Love, though, the kind that you fall into, is something else entirely. It’s so much more complicated than you think. For a start, it’s not just one emotion; it’s everything, all of your feelings, all balled up together. Sometimes it will make you feel like you can fly, but there will be times when it causes you pain, too. Don’t worry, that’s all part of it. You will navigate your way through those feelings and come out the other side knowing more about love, and about yourself, and about the world.
The world, by the way, is not really as big as you think it is. Before you get to America, you’re going to go to all of those other countries you’ve read and dreamt about: you’ll take a boat across the Aegean sea, you’ll explore the souks of Marrakech, you’ll stand before the Taj Mahal, and you’ll climb the Great Wall of China. You can go anywhere you want. In a few years’ time you’ll write a geography paper on the isle of Arran and for some reason that will captivate your imagination almost as much as these world wonders. And then, some years later, you’ll go to Arran, too. Many, many times. The world really isn’t all that big. You will get to see a lot of it.
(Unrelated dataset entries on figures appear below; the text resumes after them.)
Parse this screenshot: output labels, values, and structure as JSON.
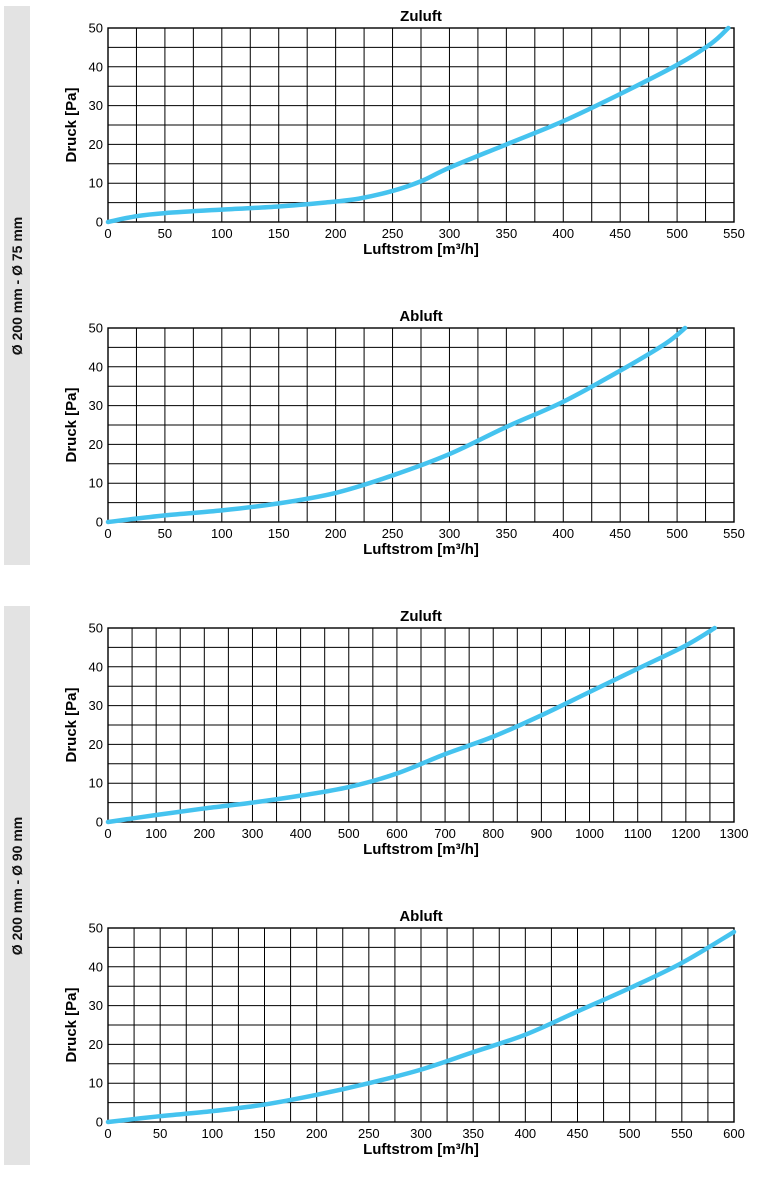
{
  "groups": [
    {
      "label": "Ø 200 mm - Ø 75 mm"
    },
    {
      "label": "Ø 200 mm - Ø 90 mm"
    }
  ],
  "colors": {
    "curve": "#45c3ef",
    "grid": "#000000",
    "band": "#e3e3e3"
  },
  "chart_data": [
    {
      "type": "line",
      "title": "Zuluft",
      "xlabel": "Luftstrom [m³/h]",
      "ylabel": "Druck [Pa]",
      "xlim": [
        0,
        550
      ],
      "ylim": [
        0,
        50
      ],
      "xtick_step": 50,
      "ytick_step": 10,
      "grid": true,
      "x": [
        0,
        25,
        50,
        100,
        150,
        190,
        220,
        250,
        275,
        300,
        350,
        400,
        450,
        500,
        530,
        545
      ],
      "series": [
        {
          "values": [
            0,
            1.5,
            2.3,
            3.2,
            4,
            5,
            6,
            8,
            10.5,
            14,
            20,
            26,
            33,
            40.5,
            46,
            50
          ]
        }
      ]
    },
    {
      "type": "line",
      "title": "Abluft",
      "xlabel": "Luftstrom [m³/h]",
      "ylabel": "Druck [Pa]",
      "xlim": [
        0,
        550
      ],
      "ylim": [
        0,
        50
      ],
      "xtick_step": 50,
      "ytick_step": 10,
      "grid": true,
      "x": [
        0,
        50,
        100,
        150,
        200,
        250,
        300,
        350,
        400,
        450,
        490,
        507
      ],
      "series": [
        {
          "values": [
            0,
            1.7,
            3,
            4.8,
            7.5,
            12,
            17.5,
            24.5,
            31,
            39,
            46,
            50
          ]
        }
      ]
    },
    {
      "type": "line",
      "title": "Zuluft",
      "xlabel": "Luftstrom [m³/h]",
      "ylabel": "Druck [Pa]",
      "xlim": [
        0,
        1300
      ],
      "ylim": [
        0,
        50
      ],
      "xtick_step": 100,
      "ytick_step": 10,
      "grid": true,
      "x": [
        0,
        100,
        200,
        300,
        400,
        500,
        600,
        700,
        800,
        900,
        1000,
        1100,
        1200,
        1260
      ],
      "series": [
        {
          "values": [
            0,
            1.8,
            3.5,
            5,
            6.8,
            9,
            12.5,
            17.5,
            22,
            27.5,
            33.5,
            39.5,
            45.5,
            50
          ]
        }
      ]
    },
    {
      "type": "line",
      "title": "Abluft",
      "xlabel": "Luftstrom [m³/h]",
      "ylabel": "Druck [Pa]",
      "xlim": [
        0,
        600
      ],
      "ylim": [
        0,
        50
      ],
      "xtick_step": 50,
      "ytick_step": 10,
      "grid": true,
      "x": [
        0,
        50,
        100,
        150,
        200,
        250,
        300,
        350,
        400,
        450,
        500,
        550,
        600
      ],
      "series": [
        {
          "values": [
            0,
            1.5,
            2.8,
            4.5,
            7,
            10,
            13.5,
            18,
            22.5,
            28.5,
            34.5,
            41,
            49
          ]
        }
      ]
    }
  ]
}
That said, the world is also much bigger than you think. There are so, so, so many people out there! Right now, school is more or less the limit of your social world, and you think it’s important to be liked by your peers. But you’re going to meet hundreds, thousands, of fascinating people in your life. Plenty of them will like you for who you are.
Of course, you’re lucky to have an amazing group of friends at school with you. Some of them are still your friends now, more than twenty years later. Others are not. The friends who stay close and the ones who don’t aren’t the people you might guess.
Friends will always be really important to you, but there will be times in your life when maintaining those friendships takes effort. Make the effort! Adult life is not usually centred around friendship the way that yours is, and sometimes you will have to consciously make time and energy for those relationships. They are worth it.
Speaking of time: use it wisely. Stop straightening your hair. This is a colossal waste of time; it’s practically straight already. Don’t bother with makeup. You look better without it, and everyone who means anything to you agrees. In all else, just slow down. Take the time to enjoy your morning shower, to notice the feel of the sun on your skin when you step out, to really taste your food when you eat it. These things, when you learn to pay attention to them, will bring you so much pleasure.
Time is short, but life is not a race. You are not falling behind if you choose to take the scenic route. My advice is to always take the scenic route – it’s much more pleasant! Take chances. Don’t be afraid of failure. And if you ever get the feeling that you’re heading in the wrong direction, know that it’s ok to change course.
Keep reading. Keep writing. Keep learning languages. These things will take you places.
And finally, one last, concrete piece of advice: in 2015, when a very tall friend-of-a-friend invites you over for dinner – go! Do not cancel! He’s important. You need him in your life, and the sooner the better. Trust me on this. Trust me on all of this.